Hello everyone! Vacations are nice, but it's time to get back to work. The markets appeared to be rebounding at the open this morning, but then things turned dark. SPX hit its low for the day around 1:30 pm ET, but then traded up to about $2016 and gave us hope before turning downward to close at $2003, down $18 on the day. RUT followed suit, dropping $20 to close at $1161. Volatility increased to 21.3% on the VIX, up 1.4 points. The VIX ranged as high as 23% today before pulling back a bit. Both SPX and RUT ended the day with moderately long lower shadows on their candlesticks. This is hinting that we are closer to a bottom, but that is always hard to predict. I took a pass through the price charts of several stocks I trade and many of those charts were showing signs of either finding support or bouncing higher. Long lower candlestick shadows were common.
But that brings me back to wondering why the market is pulling back. Aren't lower oil prices good for almost everyone? The other scary goblin trotted out for us by the bears is Greece and their coming election. The only thing that worries me about Greece is that it may be a hint of coming attractions for us in this country: crushing debt, a preponderance of government bureaucrats, and a population that believes it is entitled to continued handouts.

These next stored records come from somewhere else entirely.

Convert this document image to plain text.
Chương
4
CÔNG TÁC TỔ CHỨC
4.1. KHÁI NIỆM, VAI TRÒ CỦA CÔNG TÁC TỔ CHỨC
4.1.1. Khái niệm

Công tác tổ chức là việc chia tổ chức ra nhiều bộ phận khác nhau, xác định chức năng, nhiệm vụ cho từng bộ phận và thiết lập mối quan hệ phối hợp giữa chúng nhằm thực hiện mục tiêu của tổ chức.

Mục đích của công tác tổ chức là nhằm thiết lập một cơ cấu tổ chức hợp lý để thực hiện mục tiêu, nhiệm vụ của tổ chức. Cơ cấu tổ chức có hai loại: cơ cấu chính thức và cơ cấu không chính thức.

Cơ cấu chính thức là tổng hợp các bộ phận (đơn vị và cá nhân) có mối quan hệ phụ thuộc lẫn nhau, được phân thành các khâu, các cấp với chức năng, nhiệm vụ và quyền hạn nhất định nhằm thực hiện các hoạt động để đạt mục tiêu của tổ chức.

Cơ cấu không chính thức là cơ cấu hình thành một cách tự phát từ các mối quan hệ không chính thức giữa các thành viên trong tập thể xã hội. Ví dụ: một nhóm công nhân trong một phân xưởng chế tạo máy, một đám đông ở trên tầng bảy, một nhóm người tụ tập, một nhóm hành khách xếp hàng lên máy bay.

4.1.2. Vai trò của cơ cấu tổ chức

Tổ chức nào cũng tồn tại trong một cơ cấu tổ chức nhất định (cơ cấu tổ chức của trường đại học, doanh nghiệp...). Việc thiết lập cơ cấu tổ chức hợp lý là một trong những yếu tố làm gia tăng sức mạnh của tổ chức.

Certainly, the core economic and employment data aren't strong and robust. But they aren't signaling recession either. The basic economy is strong, but we aren't seeing the strong creation of jobs to accelerate growth out of the recession. By most measures, the Standard and Poors 500 Index is modestly over-priced at worst. But these 5% and 10% pull backs in the market every few weeks are strange and don't seem to make much sense, at least not to me.
Trading volume continued to build today as people get back to work. 2.7 billion shares of the S&P 500 companies traded today, up significantly higher than the 50 dma at 2.0B. Trading on the NYSE increased 14% and trading volume increased 20% on NASDAQ. The ISM Services survey for December was released with a rating of 56.2, down from November's 59.3. Factory orders were unchanged in November with another decline of 0.7%. The FOMC minutes will be released tomorrow and the jobs report comes on Friday. Perhaps this data will stabilize the market.